In the fall of 1997, I was working as co-producer of Tripod.com, an Internet startup in western Massachusetts backed by venture capital. (My wife, Susan, also worked there for a while — though she had quit, by this point, after having become pregnant.) What were we selling? My editorial and design colleagues and I told ourselves that we were a publication that happened to offer free server space and homepage-building tools. According to our founder, however, we were selling “eyeballs.” He was right: We were serving 100 million page views per month, primarily driven by the free homepages.

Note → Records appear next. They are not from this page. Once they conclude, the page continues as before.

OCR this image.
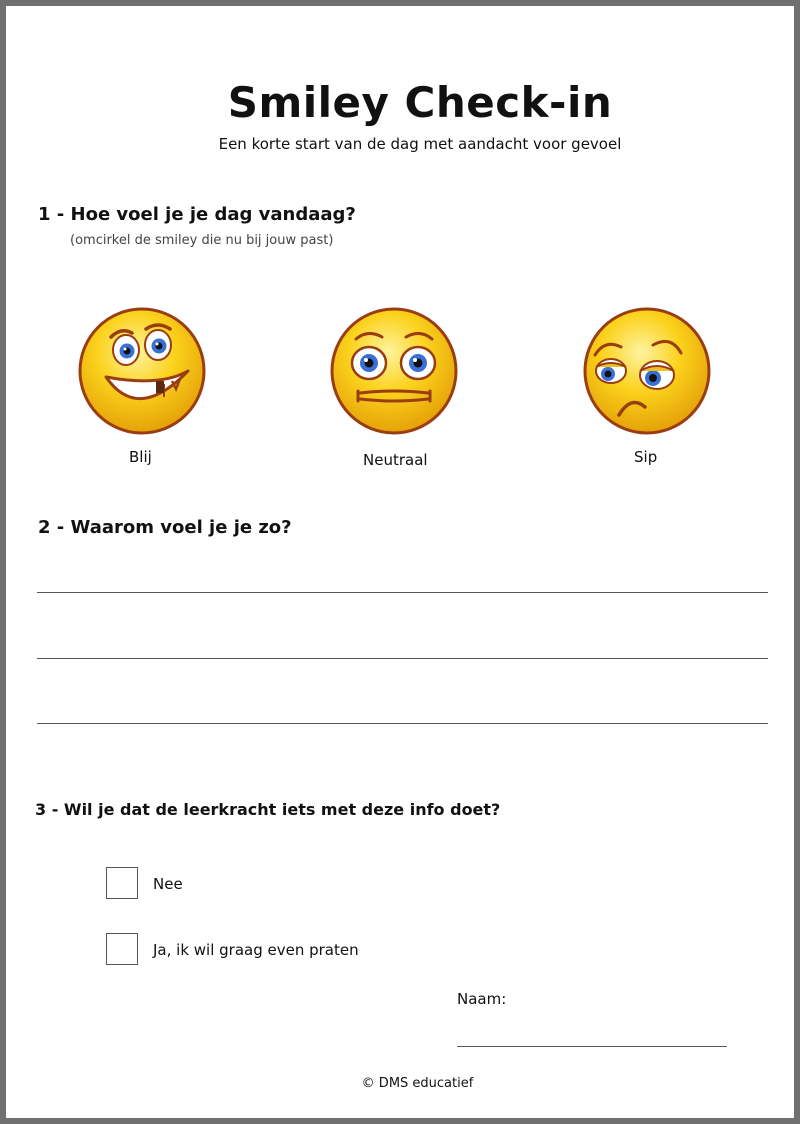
Smiley Check-in
Een korte start van de dag met aandacht voor gevoel
1 - Hoe voel je je dag vandaag?
(omcirkel de smiley die nu bij jouw past)
Blij	Neutraal	Sip
2 - Waarom voel je je zo?
3 - Wil je dat de leerkracht iets met deze info doet?
Nee
Ja, ik wil graag even praten
Naam:
© DMS educatief
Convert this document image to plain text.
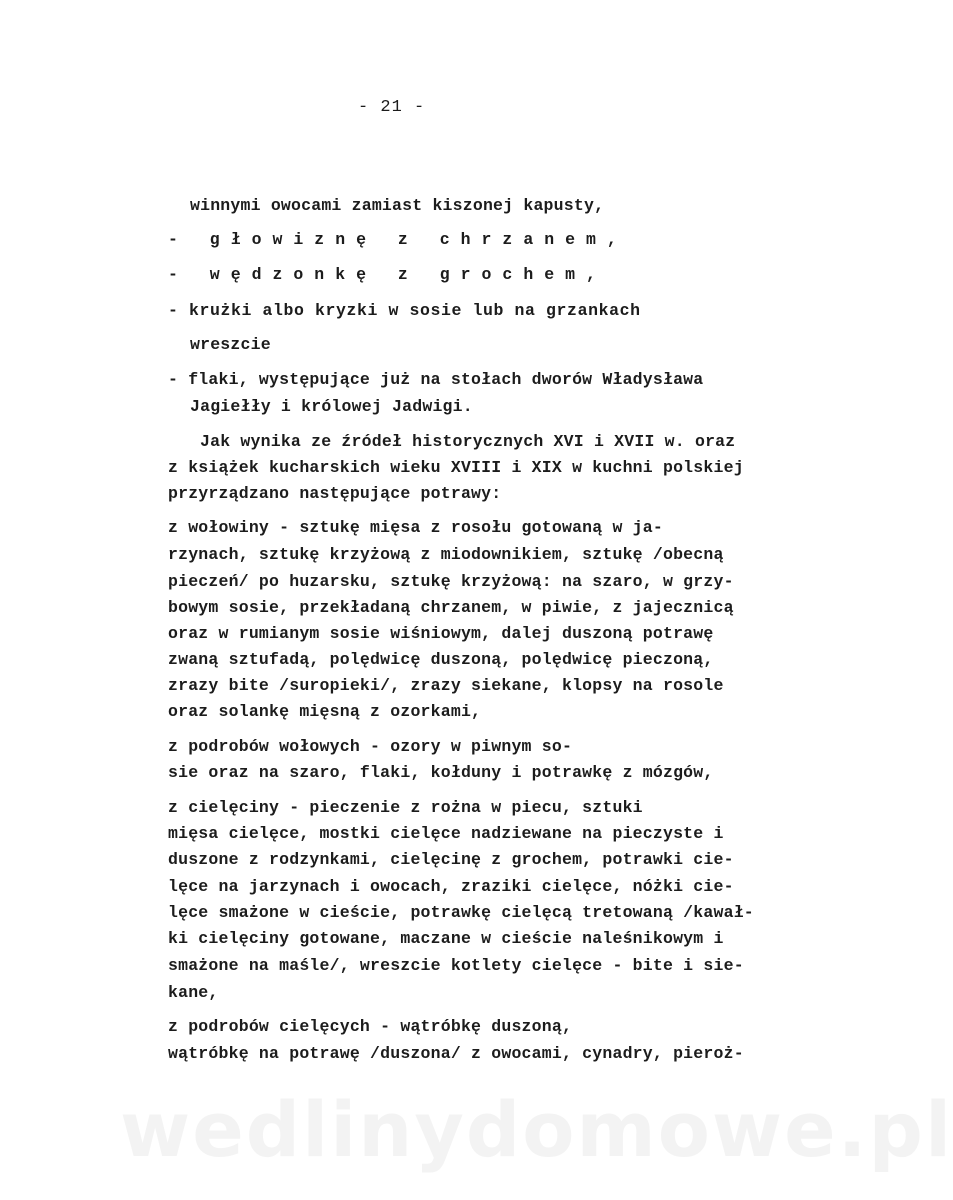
- 21 -
winnymi owocami zamiast kiszonej kapusty,
- głowiznę z chrzanem,
- wędzonkę z grochem,
- krużki albo kryzki w sosie lub na grzankach
wreszcie
- flaki, występujące już na stołach dworów Władysława
Jagiełły i królowej Jadwigi.
Jak wynika ze źródeł historycznych XVI i XVII w. oraz
z książek kucharskich wieku XVIII i XIX w kuchni polskiej
przyrządzano następujące potrawy:
z wołowiny - sztukę mięsa z rosołu gotowaną w ja-
rzynach, sztukę krzyżową z miodownikiem, sztukę /obecną
pieczeń/ po huzarsku, sztukę krzyżową: na szaro, w grzy-
bowym sosie, przekładaną chrzanem, w piwie, z jajecznicą
oraz w rumianym sosie wiśniowym, dalej duszoną potrawę
zwaną sztufadą, polędwicę duszoną, polędwicę pieczoną,
zrazy bite /suropieki/, zrazy siekane, klopsy na rosole
oraz solankę mięsną z ozorkami,
z podrobów wołowych - ozory w piwnym so-
sie oraz na szaro, flaki, kołduny i potrawkę z mózgów,
z cielęciny - pieczenie z rożna w piecu, sztuki
mięsa cielęce, mostki cielęce nadziewane na pieczyste i
duszone z rodzynkami, cielęcinę z grochem, potrawki cie-
lęce na jarzynach i owocach, zraziki cielęce, nóżki cie-
lęce smażone w cieście, potrawkę cielęcą tretowaną /kawał-
ki cielęciny gotowane, maczane w cieście naleśnikowym i
smażone na maśle/, wreszcie kotlety cielęce - bite i sie-
kane,
z podrobów cielęcych - wątróbkę duszoną,
wątróbkę na potrawę /duszona/ z owocami, cynadry, pieroż-
wedlinydomowe.pl
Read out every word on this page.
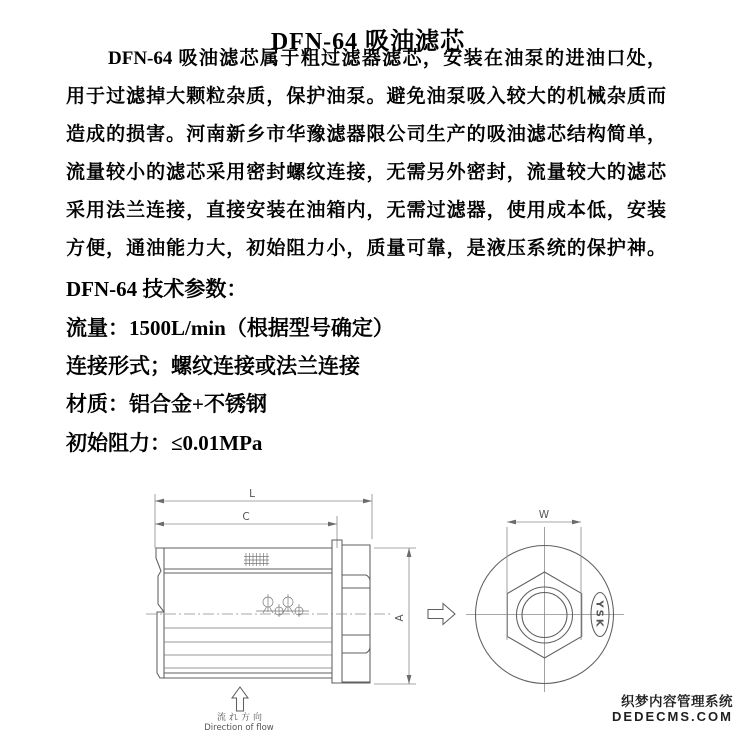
DFN-64 吸油滤芯
DFN-64 吸油滤芯属于粗过滤器滤芯，安装在油泵的进油口处，
用于过滤掉大颗粒杂质，保护油泵。避免油泵吸入较大的机械杂质而
造成的损害。河南新乡市华豫滤器限公司生产的吸油滤芯结构简单，
流量较小的滤芯采用密封螺纹连接，无需另外密封，流量较大的滤芯
采用法兰连接，直接安装在油箱内，无需过滤器，使用成本低，安装
方便，通油能力大，初始阻力小，质量可靠，是液压系统的保护神。
DFN-64 技术参数：
流量：1500L/min（根据型号确定）
连接形式；螺纹连接或法兰连接
材质：铝合金+不锈钢
初始阻力：≤0.01MPa
L
C
A
流れ方向
Direction of flow
YSK
W
织梦内容管理系统
DEDECMS.COM
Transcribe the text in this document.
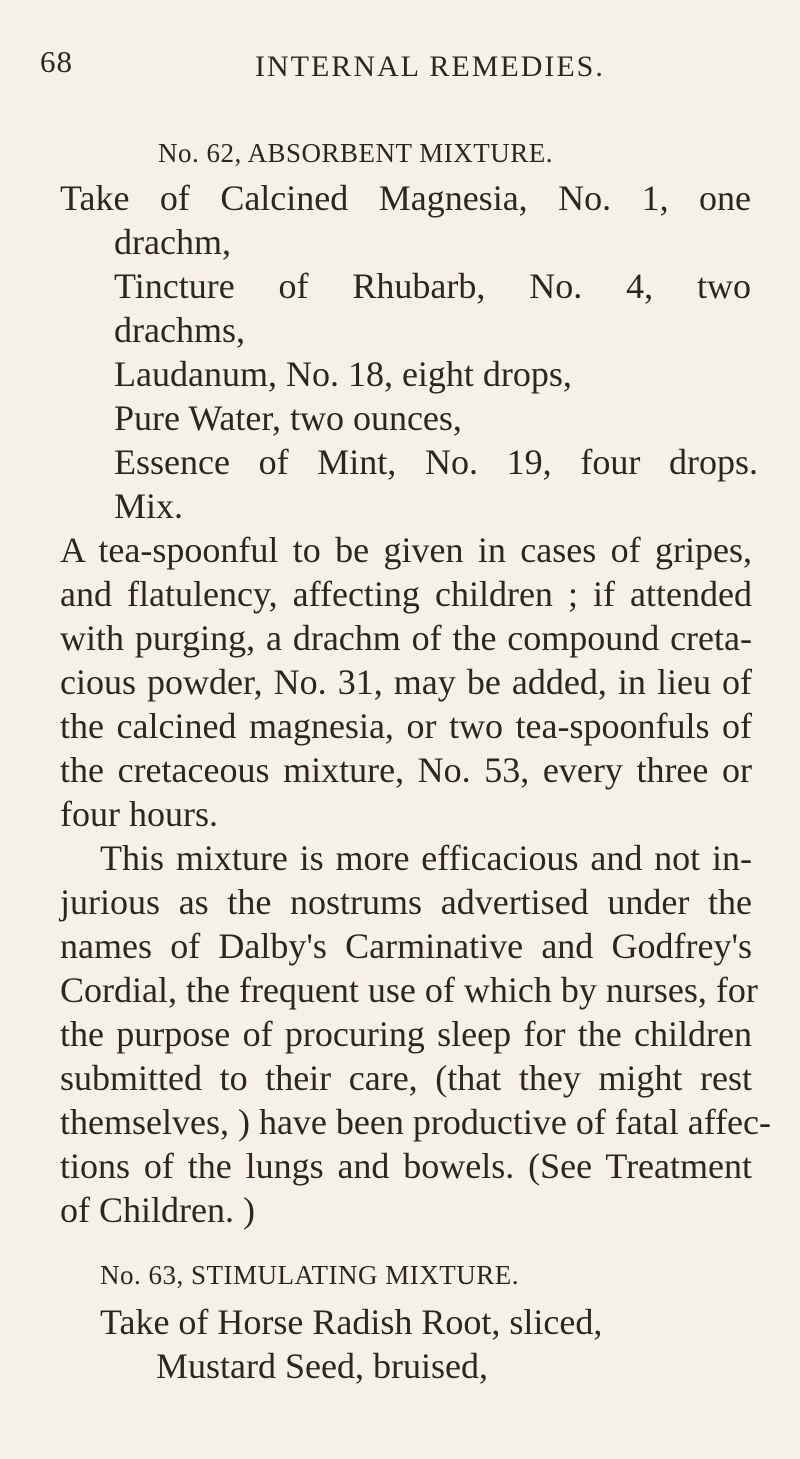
68	INTERNAL REMEDIES.
No. 62, ABSORBENT MIXTURE.
Take of Calcined Magnesia, No. 1, one
drachm,
Tincture of Rhubarb, No. 4, two
drachms,
Laudanum, No. 18, eight drops,
Pure Water, two ounces,
Essence of Mint, No. 19, four drops.
Mix.
A tea-spoonful to be given in cases of gripes,
and flatulency, affecting children ; if attended
with purging, a drachm of the compound creta-
cious powder, No. 31, may be added, in lieu of
the calcined magnesia, or two tea-spoonfuls of
the cretaceous mixture, No. 53, every three or
four hours.
This mixture is more efficacious and not in-
jurious as the nostrums advertised under the
names of Dalby's Carminative and Godfrey's
Cordial, the frequent use of which by nurses, for
the purpose of procuring sleep for the children
submitted to their care, (that they might rest
themselves, ) have been productive of fatal affec-
tions of the lungs and bowels. (See Treatment
of Children. )
No. 63, STIMULATING MIXTURE.
Take of Horse Radish Root, sliced,
Mustard Seed, bruised,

Ours was a talented crew! Ambitious, too: My fellow co-producer is now Facebook’s product design director. Another colleague is director of the MIT Center for Civic Media; another leads Amazon Prime and Delivery’s design and user experience team; another is VP at the market research and strategy firm SmithGeiger; another is Culture Editor at NewYorker.com; another is an English professor at Whittier College; another founded the cycling clothing company Ornot, from whom I buy all my gear. Etcetera, etcetera: I don’t mean to single out just a few folks, because all of my colleagues went on to do impressive and admirable things with their lives. I, however, was ambivalent, conflicted.

Although I was a fan of this amazing new medium, and although I worked very hard at my job (particularly at being a thoughtful, supportive manager), on evenings and weekends, I continued to write for high-minded, low-circulation print journals like The Baffler and The Idler, puzzled over Kierkegaard’s The Concept of Irony, and slowly assembled what became the issue #11/12 of my zine Hermenaut.

When ABC News’s prestigious Nightline show turned up in our offices, hoping to explain to their credulous viewers what the “digital revolution” was all about, I spontaneously spouted nonsense at the first opportunity. “You know — FTP connectivity hyped up to the hilt,” I said to my friend and colleague Chris, having spotted a camera crew lurking around the corner. “Exactly,” Chris replied, deadpan, as though we’d rehearsed this moment. “Ramp it up,” I urged him. “Get the synergies ramping with, uh… daily rocket.” [*].

Ramping up, synergies — the VP to whom I reported was addicted to Fast Company and Wired; I was channeling and mocking him. Nightline was bamboozled: “When they do talk, it’s in digital newspeak!”

The program aired on November 24, 1997 — twenty years ago, today. Three months later, Tripod was sold to Lycos for nearly $60 million in stock. [**]. Susan gave birth to our son Sam in February 1998. I resigned, and we moved to Boston. I’d just turned 30; last month, I turned 50. Sam will turn 20 in February!

Years later, Tripod’s founder published a (very) little book — Lucky or Smart?: Secrets to an Entrepreneurial Life — which generously, even extravagantly praises his Tripod colleagues who helped him become the wealthy man he is today. For some reason, I’m not mentioned in it anywhere.

[*] People who have reported on my prank have tended to assume that “daily rocket” was a piece of ridiculousness that I invented on the spot. Actually, the Daily Rocket was a financial portfolio-tracking tool featured on our site.

[**] I’ve recounted elsewhere what I did with my relatively minuscule share of the loot.